The exploited protocol, called Secure Shell (SSH), is commonly used to facilitate remote system access and can be implemented robustly. But many IoT manufacturers either don’t incorporate it or are oblivious to the best practices for SSH when setting up default configurations on their devices. As makers scramble to bring their products to market, these oversights sow widespread insecurity in the foundation of the Internet of Things.
The Akamai researchers found that hackers have been able to establish unauthorized SSH connections, called “tunnels,” with IoT devices to then route malicious traffic as part of command and control infrastructure. Akamai observed this strategy being used for attacks like credential stuffing, in which attackers set up an automated system for trying to get into customer accounts on a site using credential pairs leaked in previous data breaches.

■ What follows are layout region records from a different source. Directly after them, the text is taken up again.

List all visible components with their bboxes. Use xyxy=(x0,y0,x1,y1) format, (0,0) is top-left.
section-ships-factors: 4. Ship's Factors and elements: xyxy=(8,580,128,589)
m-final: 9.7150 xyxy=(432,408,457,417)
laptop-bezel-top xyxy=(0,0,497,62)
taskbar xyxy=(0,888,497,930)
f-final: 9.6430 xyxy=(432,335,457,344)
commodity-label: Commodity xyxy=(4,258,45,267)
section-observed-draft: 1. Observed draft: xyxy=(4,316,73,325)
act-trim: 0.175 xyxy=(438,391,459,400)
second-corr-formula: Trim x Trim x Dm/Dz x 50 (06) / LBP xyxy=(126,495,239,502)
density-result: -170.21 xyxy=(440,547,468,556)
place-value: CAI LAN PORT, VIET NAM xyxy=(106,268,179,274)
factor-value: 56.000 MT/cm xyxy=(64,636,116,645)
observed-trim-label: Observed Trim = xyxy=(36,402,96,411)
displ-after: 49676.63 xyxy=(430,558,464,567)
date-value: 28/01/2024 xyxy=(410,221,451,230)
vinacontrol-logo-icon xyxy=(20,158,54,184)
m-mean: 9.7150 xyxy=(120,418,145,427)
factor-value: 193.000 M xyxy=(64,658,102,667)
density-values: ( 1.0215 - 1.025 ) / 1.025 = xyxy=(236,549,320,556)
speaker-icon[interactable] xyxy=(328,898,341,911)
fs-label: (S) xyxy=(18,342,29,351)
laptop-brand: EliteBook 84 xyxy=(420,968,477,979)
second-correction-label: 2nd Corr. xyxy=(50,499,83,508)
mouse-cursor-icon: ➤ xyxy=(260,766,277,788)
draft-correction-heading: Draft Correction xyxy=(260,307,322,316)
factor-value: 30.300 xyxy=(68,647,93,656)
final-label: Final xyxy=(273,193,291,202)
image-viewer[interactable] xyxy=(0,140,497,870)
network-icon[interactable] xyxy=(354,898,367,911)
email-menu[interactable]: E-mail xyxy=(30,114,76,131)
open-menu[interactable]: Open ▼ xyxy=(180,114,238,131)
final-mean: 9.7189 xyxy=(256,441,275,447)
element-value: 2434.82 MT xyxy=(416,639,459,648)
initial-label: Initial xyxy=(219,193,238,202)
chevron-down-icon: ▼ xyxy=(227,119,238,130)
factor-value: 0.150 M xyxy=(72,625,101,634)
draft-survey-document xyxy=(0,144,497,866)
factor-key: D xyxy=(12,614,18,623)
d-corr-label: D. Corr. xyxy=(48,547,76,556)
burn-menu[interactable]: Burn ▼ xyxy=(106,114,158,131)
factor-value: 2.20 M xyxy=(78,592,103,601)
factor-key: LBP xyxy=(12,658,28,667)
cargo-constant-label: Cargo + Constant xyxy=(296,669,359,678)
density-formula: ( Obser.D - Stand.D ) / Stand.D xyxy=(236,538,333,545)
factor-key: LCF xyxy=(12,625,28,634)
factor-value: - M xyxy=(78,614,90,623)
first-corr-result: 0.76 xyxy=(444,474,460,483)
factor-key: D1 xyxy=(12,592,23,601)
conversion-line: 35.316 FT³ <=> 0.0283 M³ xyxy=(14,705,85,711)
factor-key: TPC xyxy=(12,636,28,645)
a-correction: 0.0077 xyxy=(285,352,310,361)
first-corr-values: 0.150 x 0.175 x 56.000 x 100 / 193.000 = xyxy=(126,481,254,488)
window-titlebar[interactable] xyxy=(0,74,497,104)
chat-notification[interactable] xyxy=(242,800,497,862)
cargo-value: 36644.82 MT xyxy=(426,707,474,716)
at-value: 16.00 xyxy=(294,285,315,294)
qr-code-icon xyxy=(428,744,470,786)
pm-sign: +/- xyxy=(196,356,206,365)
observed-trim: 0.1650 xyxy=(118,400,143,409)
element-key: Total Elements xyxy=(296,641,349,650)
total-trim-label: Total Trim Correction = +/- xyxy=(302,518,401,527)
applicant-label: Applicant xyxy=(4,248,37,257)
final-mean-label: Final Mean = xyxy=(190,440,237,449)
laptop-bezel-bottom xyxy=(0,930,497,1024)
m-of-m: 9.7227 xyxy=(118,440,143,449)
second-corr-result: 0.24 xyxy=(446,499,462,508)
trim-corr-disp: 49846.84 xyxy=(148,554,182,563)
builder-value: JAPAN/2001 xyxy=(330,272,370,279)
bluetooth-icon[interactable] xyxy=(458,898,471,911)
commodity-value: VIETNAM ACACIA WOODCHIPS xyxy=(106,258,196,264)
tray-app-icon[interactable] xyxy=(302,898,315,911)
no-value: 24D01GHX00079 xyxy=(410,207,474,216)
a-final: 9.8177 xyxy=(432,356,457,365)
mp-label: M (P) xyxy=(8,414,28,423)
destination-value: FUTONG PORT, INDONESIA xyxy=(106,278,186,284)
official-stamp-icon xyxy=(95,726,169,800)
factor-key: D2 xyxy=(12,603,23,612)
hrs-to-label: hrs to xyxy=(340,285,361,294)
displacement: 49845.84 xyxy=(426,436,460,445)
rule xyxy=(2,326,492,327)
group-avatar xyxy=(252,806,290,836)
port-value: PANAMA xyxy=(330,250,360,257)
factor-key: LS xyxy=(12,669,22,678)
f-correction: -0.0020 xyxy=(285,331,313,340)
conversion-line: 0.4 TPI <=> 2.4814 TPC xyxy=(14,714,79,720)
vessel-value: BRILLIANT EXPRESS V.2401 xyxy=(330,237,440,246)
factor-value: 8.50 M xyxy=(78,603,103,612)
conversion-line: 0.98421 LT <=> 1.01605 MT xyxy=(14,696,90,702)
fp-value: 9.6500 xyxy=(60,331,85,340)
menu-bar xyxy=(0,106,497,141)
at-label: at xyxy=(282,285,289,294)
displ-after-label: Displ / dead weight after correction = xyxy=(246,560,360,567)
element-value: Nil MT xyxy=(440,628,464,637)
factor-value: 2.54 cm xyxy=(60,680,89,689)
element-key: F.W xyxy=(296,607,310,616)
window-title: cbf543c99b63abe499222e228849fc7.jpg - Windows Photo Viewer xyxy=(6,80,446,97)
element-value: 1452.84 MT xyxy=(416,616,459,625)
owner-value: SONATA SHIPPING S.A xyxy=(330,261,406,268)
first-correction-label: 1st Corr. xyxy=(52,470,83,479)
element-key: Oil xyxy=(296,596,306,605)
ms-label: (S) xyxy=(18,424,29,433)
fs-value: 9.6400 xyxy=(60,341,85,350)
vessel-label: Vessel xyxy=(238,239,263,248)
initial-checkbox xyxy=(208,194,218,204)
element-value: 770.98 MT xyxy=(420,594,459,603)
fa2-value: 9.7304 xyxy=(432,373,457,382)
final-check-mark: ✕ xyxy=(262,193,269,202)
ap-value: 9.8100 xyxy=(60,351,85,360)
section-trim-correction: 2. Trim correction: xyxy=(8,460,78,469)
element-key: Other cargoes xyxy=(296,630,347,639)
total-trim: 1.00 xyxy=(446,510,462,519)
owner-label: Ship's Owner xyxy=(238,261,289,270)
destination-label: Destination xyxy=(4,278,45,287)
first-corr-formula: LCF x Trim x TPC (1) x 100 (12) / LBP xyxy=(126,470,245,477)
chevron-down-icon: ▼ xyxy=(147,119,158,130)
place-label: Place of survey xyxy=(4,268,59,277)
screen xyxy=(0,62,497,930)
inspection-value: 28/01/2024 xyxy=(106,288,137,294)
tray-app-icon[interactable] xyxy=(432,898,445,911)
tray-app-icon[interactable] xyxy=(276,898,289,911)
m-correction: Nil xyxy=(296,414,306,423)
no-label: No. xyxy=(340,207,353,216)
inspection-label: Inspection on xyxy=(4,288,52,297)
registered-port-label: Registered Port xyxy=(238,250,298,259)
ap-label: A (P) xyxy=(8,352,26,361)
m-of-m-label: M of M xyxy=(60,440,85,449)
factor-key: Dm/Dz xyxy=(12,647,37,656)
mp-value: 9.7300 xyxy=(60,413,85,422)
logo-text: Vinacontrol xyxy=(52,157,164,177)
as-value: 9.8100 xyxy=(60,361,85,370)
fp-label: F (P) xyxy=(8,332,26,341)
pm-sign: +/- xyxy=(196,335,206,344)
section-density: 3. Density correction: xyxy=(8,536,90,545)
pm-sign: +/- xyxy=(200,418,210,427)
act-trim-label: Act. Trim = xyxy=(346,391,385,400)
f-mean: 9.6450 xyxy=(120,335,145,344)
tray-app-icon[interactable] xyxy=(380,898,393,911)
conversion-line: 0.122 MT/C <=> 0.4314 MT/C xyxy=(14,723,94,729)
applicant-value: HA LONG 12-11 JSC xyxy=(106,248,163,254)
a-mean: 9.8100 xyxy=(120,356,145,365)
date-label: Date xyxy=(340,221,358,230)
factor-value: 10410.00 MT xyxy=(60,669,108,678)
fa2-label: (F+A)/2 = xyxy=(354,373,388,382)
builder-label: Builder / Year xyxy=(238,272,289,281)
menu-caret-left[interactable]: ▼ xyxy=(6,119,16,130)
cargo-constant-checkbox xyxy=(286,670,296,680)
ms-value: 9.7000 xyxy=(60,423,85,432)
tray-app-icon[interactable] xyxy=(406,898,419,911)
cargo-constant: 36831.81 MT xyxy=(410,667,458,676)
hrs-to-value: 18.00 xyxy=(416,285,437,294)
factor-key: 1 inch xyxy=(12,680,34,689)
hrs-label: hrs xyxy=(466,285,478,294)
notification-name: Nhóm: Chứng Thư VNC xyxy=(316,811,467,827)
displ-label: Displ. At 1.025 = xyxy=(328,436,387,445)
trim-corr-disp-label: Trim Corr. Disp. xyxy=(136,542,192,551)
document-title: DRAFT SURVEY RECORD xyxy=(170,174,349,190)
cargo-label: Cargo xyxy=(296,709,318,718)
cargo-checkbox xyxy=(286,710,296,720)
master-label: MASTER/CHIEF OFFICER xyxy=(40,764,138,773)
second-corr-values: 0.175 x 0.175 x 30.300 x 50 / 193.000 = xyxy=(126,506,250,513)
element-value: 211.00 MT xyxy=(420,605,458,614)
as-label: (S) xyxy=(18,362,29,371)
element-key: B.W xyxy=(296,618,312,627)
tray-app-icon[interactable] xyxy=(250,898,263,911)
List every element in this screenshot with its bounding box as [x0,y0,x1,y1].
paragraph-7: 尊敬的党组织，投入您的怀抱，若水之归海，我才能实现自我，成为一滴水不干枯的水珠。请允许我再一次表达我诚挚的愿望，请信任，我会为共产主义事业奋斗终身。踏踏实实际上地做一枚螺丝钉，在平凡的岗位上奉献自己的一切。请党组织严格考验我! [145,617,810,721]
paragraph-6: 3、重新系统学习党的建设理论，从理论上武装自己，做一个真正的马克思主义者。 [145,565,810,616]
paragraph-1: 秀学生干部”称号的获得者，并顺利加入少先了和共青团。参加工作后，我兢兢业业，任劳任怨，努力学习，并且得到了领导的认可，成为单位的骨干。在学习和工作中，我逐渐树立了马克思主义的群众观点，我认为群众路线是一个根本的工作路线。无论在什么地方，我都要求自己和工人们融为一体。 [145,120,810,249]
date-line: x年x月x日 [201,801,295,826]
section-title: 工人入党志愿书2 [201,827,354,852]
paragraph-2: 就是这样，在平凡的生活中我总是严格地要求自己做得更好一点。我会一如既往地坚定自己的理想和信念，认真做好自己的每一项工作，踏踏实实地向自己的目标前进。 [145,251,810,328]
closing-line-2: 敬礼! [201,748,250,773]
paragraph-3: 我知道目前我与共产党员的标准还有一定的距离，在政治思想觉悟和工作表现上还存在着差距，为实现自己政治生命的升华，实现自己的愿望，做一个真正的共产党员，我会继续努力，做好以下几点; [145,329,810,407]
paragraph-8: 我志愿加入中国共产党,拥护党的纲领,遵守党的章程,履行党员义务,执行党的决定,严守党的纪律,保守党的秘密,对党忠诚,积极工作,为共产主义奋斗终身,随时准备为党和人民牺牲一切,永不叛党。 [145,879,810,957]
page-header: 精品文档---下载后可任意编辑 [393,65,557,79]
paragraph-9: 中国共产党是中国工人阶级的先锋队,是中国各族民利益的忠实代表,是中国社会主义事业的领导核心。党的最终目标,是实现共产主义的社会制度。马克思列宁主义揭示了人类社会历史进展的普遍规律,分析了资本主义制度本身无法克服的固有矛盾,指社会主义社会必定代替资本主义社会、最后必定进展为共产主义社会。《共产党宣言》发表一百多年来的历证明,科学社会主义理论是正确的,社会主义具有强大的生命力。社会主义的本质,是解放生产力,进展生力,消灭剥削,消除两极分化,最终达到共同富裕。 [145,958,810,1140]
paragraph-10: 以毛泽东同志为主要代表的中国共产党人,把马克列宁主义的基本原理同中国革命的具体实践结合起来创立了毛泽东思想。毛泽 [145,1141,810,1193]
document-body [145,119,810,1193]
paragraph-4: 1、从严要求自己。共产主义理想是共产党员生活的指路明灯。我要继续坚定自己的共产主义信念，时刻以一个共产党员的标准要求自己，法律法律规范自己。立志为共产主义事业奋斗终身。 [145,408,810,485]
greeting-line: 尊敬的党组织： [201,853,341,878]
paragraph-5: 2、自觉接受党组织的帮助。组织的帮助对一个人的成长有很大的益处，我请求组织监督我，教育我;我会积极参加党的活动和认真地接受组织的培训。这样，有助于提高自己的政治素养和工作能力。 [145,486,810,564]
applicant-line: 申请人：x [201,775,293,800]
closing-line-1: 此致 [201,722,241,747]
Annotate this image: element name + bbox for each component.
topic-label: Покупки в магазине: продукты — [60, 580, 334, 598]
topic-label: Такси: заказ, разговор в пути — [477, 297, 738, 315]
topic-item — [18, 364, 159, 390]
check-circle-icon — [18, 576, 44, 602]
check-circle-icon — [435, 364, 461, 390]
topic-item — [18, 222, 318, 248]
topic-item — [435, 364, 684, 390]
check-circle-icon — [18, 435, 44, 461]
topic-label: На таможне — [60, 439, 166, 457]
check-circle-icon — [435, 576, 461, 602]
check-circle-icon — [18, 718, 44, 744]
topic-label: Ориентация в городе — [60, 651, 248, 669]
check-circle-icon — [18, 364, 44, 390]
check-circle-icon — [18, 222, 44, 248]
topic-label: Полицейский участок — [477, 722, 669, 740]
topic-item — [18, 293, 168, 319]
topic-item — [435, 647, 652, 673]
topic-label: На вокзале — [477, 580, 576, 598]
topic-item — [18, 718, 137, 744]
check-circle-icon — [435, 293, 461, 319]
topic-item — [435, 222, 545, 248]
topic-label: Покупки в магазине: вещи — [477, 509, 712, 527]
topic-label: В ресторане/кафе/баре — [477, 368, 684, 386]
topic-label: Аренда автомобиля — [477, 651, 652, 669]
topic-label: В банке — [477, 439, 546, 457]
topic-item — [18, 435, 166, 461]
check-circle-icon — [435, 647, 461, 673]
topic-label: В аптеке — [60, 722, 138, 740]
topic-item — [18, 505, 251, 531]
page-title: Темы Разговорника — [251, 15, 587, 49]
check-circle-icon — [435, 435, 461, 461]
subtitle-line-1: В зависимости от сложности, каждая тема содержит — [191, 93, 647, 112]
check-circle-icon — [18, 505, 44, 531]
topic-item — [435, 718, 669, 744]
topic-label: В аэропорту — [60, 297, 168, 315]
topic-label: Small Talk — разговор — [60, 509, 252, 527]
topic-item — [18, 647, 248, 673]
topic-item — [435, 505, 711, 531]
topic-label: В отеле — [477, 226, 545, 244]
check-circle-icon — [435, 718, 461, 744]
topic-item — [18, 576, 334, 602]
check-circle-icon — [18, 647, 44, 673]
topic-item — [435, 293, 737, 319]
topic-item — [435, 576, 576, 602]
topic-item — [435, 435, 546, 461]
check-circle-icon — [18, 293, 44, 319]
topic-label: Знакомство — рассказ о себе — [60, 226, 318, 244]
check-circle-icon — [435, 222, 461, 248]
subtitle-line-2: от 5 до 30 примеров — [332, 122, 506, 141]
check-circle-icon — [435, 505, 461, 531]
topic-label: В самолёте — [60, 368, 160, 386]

Akamai has recommended manufacturers to build in prompts for customers to change default administrator credentials, disabling SSH on devices unless it’s specifically needed, and creating ways for devices to easily receive configuration updates. For customers, the company advises changing factory default usernames and passwords when possible, disabling SSH traffic on home networks, and creating firewall restrictions on inbound and outbound SSH access if applicable. One major concern remains that unlike having their Facebook account hacked, the average person will likely never realize that their IoT devices have been compromised in this way, even if it happens to them.
Even if it’s a disturbing awakening, IoT devices now number in the tens of billions, and it’s time to protect them.